By Randy Bell
Police work and pageants might seem worlds apart. But Amanda Johansson is finding success in both, as a detective for the Clinton Police Department and as the newly-crowned Miss Mississippi for America Strong.
The Board of Aldermen honored Johansson at its May 2 meeting. She will compete in the national pageant for the title of Miss for America Strong in Las Vegas in August. It’s the unmarried division of the Mrs. America organization, providing pageant opportunities for women who are single, divorced or widowed with no age cap, other than a minimum age of eighteen.
“I’m just having fun and trying to enjoy the experience,” Johansson says. “I think this was just a bucket list thing for me. I actually grew up here in Clinton helping backstage at the Junior Miss pageant and a little bit at the Miss Clinton pageant. I’ve always wanted to be on stage in a sparkly dress, and wearing a gun and a badge and polyester really doesn’t give you that opportunity.”

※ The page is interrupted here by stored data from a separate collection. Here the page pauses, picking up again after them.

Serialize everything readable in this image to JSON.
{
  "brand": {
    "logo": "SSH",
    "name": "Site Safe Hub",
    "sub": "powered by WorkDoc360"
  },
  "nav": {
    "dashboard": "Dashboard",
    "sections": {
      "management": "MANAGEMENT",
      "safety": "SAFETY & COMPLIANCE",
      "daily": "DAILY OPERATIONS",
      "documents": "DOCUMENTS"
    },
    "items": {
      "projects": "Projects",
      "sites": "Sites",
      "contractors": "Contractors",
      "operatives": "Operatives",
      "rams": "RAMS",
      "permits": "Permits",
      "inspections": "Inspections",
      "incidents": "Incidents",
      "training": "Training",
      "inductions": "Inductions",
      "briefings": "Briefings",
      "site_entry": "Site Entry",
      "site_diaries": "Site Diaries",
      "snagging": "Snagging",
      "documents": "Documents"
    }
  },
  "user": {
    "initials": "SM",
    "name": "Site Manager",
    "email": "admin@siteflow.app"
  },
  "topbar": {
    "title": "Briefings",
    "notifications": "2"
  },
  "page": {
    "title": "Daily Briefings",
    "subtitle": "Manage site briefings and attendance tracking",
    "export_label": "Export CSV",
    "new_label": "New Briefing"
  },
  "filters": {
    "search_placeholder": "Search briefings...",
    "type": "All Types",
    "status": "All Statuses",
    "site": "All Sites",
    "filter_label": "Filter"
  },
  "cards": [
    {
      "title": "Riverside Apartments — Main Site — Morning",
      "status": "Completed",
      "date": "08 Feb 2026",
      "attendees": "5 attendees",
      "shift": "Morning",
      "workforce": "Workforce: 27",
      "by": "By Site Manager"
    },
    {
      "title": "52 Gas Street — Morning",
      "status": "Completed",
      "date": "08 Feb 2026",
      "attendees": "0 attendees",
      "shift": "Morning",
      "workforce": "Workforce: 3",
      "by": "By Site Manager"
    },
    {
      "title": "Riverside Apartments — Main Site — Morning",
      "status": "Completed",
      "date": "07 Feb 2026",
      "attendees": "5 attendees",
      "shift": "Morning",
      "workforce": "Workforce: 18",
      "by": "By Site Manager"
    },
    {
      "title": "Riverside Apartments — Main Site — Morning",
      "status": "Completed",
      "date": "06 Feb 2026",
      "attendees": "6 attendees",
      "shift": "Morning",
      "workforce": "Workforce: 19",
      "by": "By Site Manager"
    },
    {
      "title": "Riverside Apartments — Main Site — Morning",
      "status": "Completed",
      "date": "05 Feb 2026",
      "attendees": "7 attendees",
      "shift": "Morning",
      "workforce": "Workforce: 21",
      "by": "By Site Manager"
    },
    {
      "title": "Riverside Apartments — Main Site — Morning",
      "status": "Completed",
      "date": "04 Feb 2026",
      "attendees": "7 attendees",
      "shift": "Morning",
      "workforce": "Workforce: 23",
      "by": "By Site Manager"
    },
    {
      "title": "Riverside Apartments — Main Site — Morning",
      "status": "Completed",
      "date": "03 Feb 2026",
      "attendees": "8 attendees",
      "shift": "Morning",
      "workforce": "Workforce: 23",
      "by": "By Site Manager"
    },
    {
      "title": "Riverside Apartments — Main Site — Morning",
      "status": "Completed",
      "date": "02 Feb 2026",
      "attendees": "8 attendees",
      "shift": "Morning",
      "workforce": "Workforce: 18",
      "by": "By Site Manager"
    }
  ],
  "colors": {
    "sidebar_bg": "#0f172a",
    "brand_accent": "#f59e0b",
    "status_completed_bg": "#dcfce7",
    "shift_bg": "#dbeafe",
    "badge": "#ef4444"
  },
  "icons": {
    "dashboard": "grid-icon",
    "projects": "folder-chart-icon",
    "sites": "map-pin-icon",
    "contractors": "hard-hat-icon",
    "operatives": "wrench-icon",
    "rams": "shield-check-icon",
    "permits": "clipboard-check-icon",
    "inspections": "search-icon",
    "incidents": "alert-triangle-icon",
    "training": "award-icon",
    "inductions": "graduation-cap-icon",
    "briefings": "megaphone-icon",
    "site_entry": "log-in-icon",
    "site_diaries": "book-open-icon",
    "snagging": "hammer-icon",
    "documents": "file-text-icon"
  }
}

When she was first approached about competing in a pageant a few years ago, Johansson declined. But she finally decided, “Let’s do this. And I think I’ve kind of learned from the whole experience that pageants aren’t what people think they are. They are a confidence-building program.”

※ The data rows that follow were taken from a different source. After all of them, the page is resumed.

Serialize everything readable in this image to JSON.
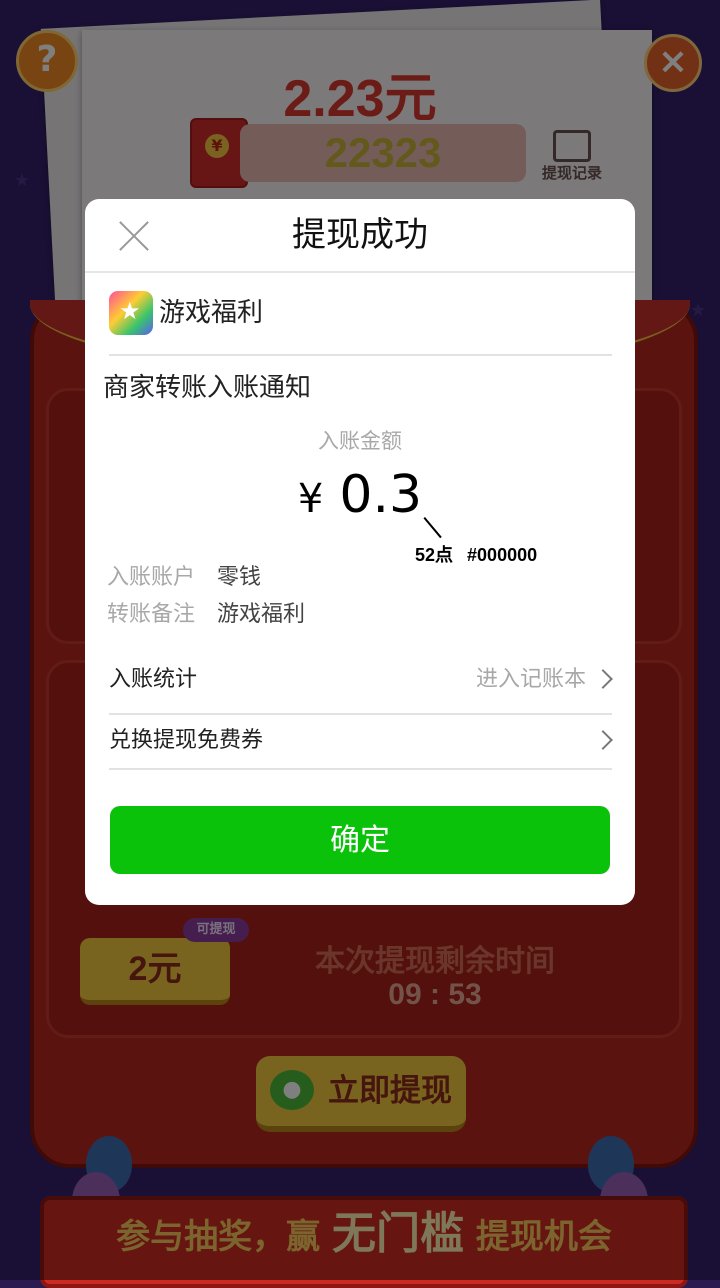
{
  "background": {
    "amount": "2.23元",
    "coins": "22323",
    "record_label": "提现记录",
    "help_icon": "question-mark-icon",
    "close_icon": "close-icon",
    "withdraw_option": "2元",
    "withdraw_tag": "可提现",
    "remaining_label": "本次提现剩余时间",
    "remaining_time": "09 : 53",
    "withdraw_now": "立即提现",
    "banner_prefix": "参与抽奖，赢",
    "banner_highlight": "无门槛",
    "banner_suffix": "提现机会"
  },
  "dialog": {
    "title": "提现成功",
    "app_name": "游戏福利",
    "notice": "商家转账入账通知",
    "amount_label": "入账金额",
    "currency": "¥",
    "amount": "0.3",
    "annotation_size": "52点",
    "annotation_color": "#000000",
    "account_label": "入账账户",
    "account_value": "零钱",
    "remark_label": "转账备注",
    "remark_value": "游戏福利",
    "stats_label": "入账统计",
    "stats_link": "进入记账本",
    "coupon_label": "兑换提现免费券",
    "confirm_label": "确定"
  },
  "colors": {
    "confirm_green": "#0ac20a",
    "amount_red": "#d8382f"
  }
}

Johansson says the police department has embraced her successful quest for a crown and her efforts now to bring home a national title.

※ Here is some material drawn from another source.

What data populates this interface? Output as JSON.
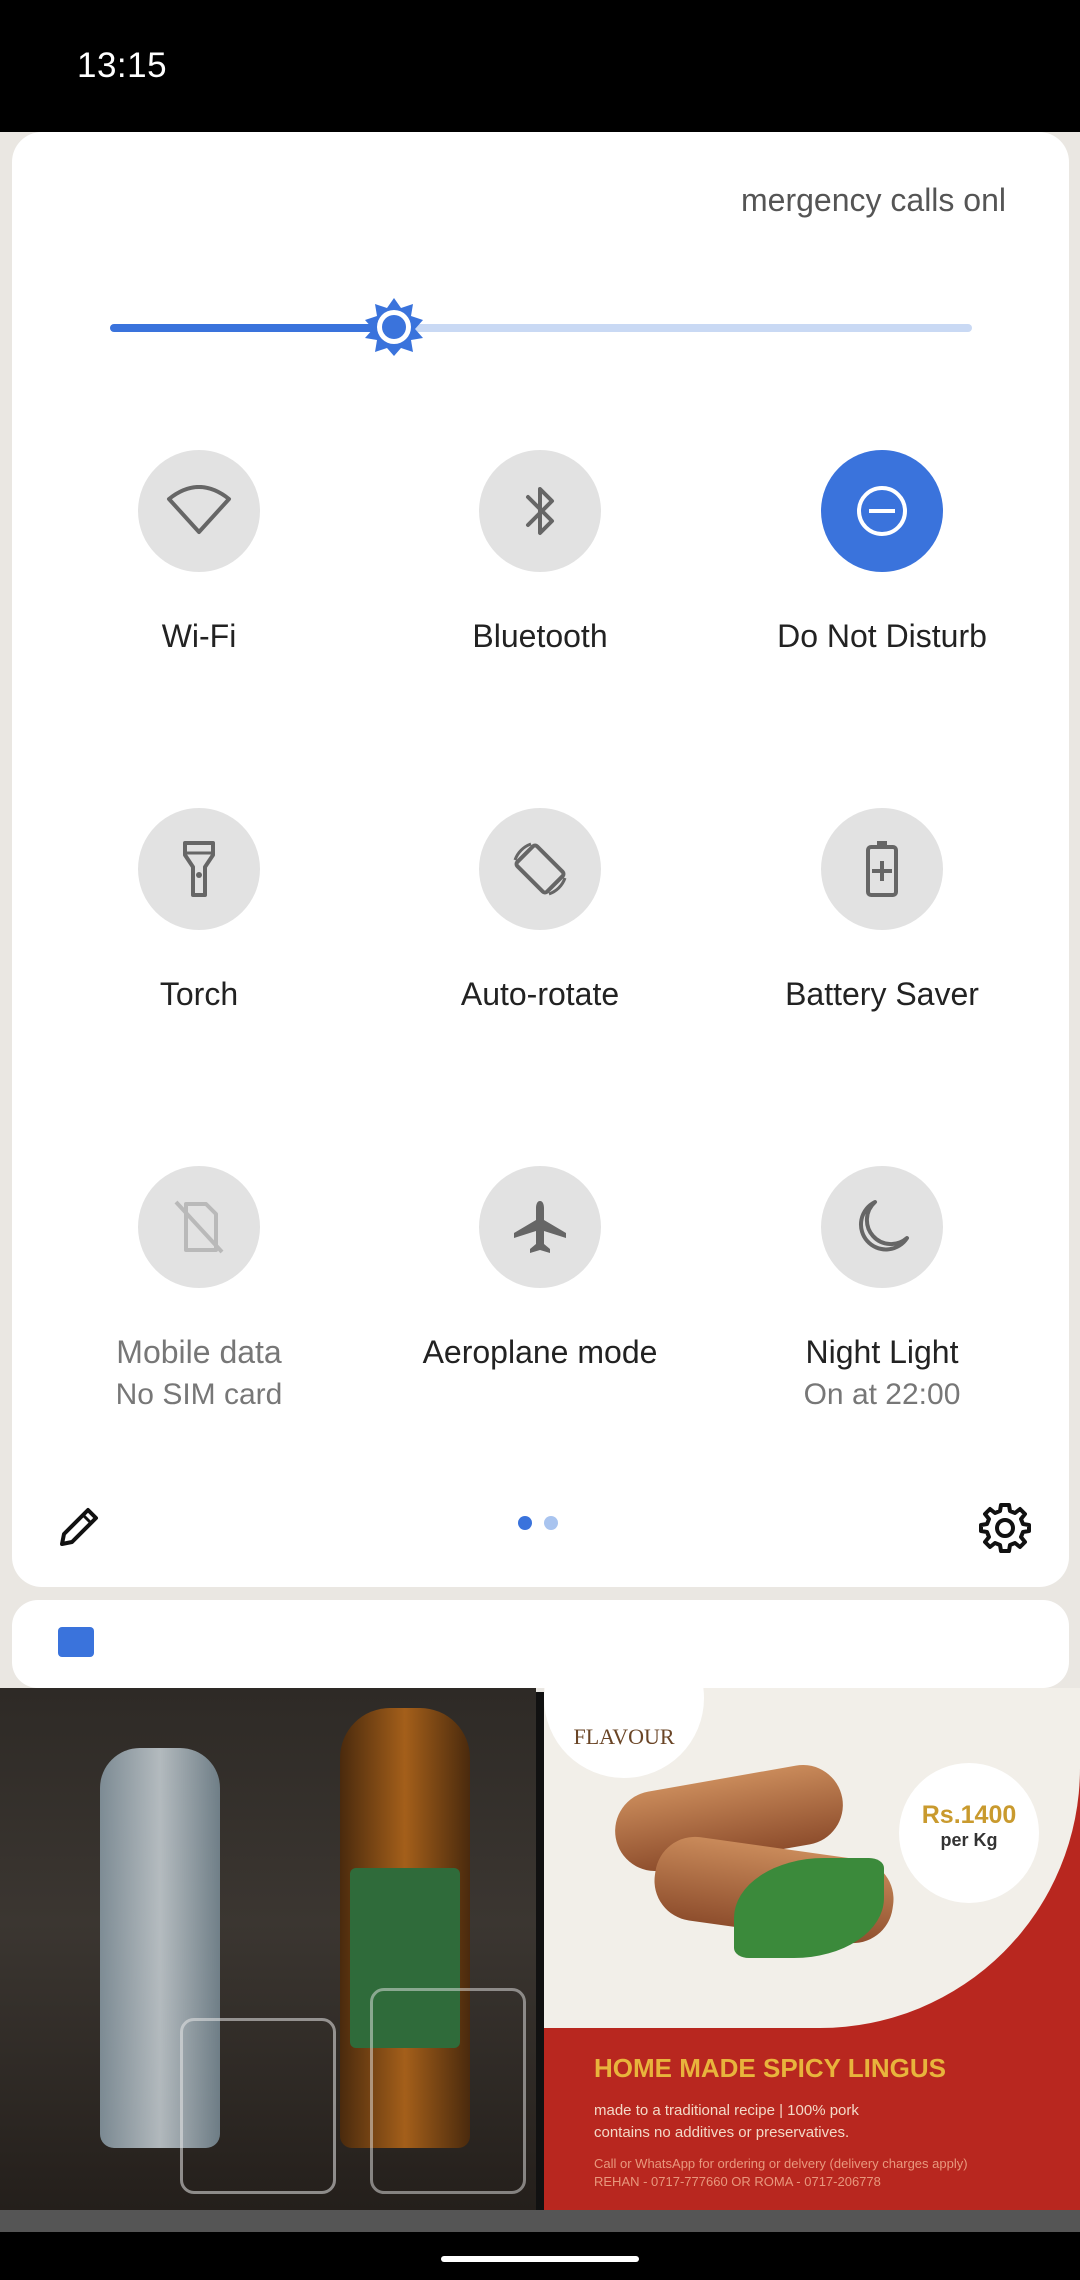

“They’re good with it,” she says. But she admits some of her fellow officers have had fun with her pageant preparations. “Because I’d be like, ‘I gotta go shopping for a dress. I gotta go get my hair done.’ And they’re like, ‘Of course you do.’”
There’s a serious side to all this. As a detective, Johansson deals mainly with sex crimes and crimes against children, and she recently graduated from an FBI hostage negotiator class. An avid motorcyclist, she co-founded a nonprofit, Bikers Against Trafficking-Mississippi. And as a pageant contestant, she’s made the fight against human trafficking her platform.
“This pageant does actually emphasize your platform, what you stand for and what you kind of represent. For me, that is not only law enforcement and women in law enforcement, but it’s about the victims of human trafficking and the specific struggles that they have. Mississippi just doesn’t have a lot of resources to be able to help them.”